The Ghana Lotto Operators Association (GLOA) is intensifying its campaign to lobby the government to amend the Act that has given the National Lottery Authority (NLA) monopoly in the gaming industry.

The promulgation of the National Lotto Act, Act 772 (2006), created a monopoly for lottery in Ghana and GLOA is arguing that the move is defeating the NPP government’s agenda to place the private sector at the centre stage of the development agenda which will ultimately lead to the expansion of the economy.

Private lotto business known in local parlance as ‘Banker to Banker’ was curtailed after the promulgation of Act 722 but GLOA is arguing that the move has since rendered many people jobless and said the government needed to reinstate them by urging Parliament to change the law.

At a heavily-attended news conference in Accra yesterday on the recent discussions between GLOA and the NLA regarding the creation of a Public Private Partnership in lottery, Seth Asante Amoani, GLOA’s Secretary said they were sending a proposal to the government for consideration on the way forward for the country.

He said allowing private operators back into the lottery sector might help to solve the ongoing galamsey situation since many people involved in illegal mining could return to the kiosks and work to earn a living.

“GLOA declares its unflinching support towards the implementation of NPP’s promises to the ordinary people of Ghana, and its proposed public-private partnership in lotto,” he said.

He said GLOA is proposing a dialogue between them and the NLA, Ministry of Finance and all stakeholders to make private sector participation in lotto a reality under a public-private partnership arrangement.

He said they are also calling for the constitution of a legal review committee “to explore modalities for the amendment of National Lotto Act, Act 722 (2006), with particular reference to section 2 (4).”

GLOA is also calling for “a separation of the regulatory function of NLA from its commercial/operational functions, and to ensure that NLA does not regulate and compete at the same time, with other private sector operators.”

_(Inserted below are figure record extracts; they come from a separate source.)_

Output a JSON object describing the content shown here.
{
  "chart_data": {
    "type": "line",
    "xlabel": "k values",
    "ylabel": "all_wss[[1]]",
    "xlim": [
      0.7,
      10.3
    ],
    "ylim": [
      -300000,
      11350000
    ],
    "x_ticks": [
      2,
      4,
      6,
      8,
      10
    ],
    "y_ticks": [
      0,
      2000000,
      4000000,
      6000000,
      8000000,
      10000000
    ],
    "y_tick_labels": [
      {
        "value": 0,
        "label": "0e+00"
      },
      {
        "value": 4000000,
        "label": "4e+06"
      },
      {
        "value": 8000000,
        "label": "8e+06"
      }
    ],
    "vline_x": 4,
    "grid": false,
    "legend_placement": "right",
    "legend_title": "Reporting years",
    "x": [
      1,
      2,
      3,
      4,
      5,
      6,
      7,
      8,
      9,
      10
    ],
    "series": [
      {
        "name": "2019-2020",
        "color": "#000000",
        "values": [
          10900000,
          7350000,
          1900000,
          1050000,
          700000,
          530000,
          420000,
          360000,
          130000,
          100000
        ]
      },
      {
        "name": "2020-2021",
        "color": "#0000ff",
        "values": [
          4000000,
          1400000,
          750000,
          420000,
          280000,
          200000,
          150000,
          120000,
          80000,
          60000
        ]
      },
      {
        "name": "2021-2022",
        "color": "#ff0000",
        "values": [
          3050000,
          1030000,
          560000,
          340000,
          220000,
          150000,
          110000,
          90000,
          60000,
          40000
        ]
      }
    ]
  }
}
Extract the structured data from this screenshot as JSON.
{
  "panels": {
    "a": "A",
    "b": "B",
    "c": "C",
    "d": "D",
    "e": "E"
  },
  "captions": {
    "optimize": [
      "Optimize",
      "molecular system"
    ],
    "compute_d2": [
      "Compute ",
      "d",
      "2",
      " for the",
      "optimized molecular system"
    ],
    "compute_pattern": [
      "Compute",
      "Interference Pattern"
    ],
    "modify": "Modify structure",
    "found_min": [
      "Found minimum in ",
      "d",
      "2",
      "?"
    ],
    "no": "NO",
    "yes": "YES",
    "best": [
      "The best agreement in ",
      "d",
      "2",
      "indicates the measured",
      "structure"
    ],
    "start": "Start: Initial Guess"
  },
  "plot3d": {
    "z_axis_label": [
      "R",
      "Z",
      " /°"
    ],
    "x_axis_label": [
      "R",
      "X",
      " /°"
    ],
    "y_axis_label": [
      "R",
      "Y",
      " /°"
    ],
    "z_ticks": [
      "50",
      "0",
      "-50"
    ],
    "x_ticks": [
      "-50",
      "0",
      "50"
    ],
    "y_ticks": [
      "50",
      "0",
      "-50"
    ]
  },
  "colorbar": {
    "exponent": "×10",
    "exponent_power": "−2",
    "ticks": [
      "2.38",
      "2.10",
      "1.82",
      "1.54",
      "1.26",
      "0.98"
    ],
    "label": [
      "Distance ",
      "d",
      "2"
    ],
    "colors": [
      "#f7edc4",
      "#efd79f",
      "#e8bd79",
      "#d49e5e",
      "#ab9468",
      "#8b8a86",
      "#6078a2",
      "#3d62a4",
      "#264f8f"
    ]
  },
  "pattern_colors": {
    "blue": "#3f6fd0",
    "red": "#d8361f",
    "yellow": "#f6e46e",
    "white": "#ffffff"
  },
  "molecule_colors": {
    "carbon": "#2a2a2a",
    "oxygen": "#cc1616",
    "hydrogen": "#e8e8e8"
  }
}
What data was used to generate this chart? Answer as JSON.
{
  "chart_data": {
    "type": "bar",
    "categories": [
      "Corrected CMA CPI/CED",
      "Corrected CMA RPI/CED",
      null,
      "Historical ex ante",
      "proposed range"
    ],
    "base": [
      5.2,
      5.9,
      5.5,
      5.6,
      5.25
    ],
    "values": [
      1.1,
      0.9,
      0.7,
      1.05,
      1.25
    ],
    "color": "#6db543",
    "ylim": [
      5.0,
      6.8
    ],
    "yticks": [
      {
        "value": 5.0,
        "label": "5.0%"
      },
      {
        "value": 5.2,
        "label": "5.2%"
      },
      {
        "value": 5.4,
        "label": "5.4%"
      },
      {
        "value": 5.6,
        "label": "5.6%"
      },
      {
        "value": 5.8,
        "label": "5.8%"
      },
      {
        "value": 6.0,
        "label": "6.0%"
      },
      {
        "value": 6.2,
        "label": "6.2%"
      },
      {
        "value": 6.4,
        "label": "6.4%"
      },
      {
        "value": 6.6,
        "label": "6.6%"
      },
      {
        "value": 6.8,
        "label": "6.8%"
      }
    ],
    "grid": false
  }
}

They said there should be a creation of modalities for the establishment of the Lotto Commission, the issuance of licenses to private operators nationwide, and the payment of appropriate registration fees, monthly GRA taxes, VAT, P.A.Y.E., SSNIT and other charges to government adding “there should be regulation and control of fiscal activities of all operators, to ensure that taxes are fully paid and at periodic intervals to the state.”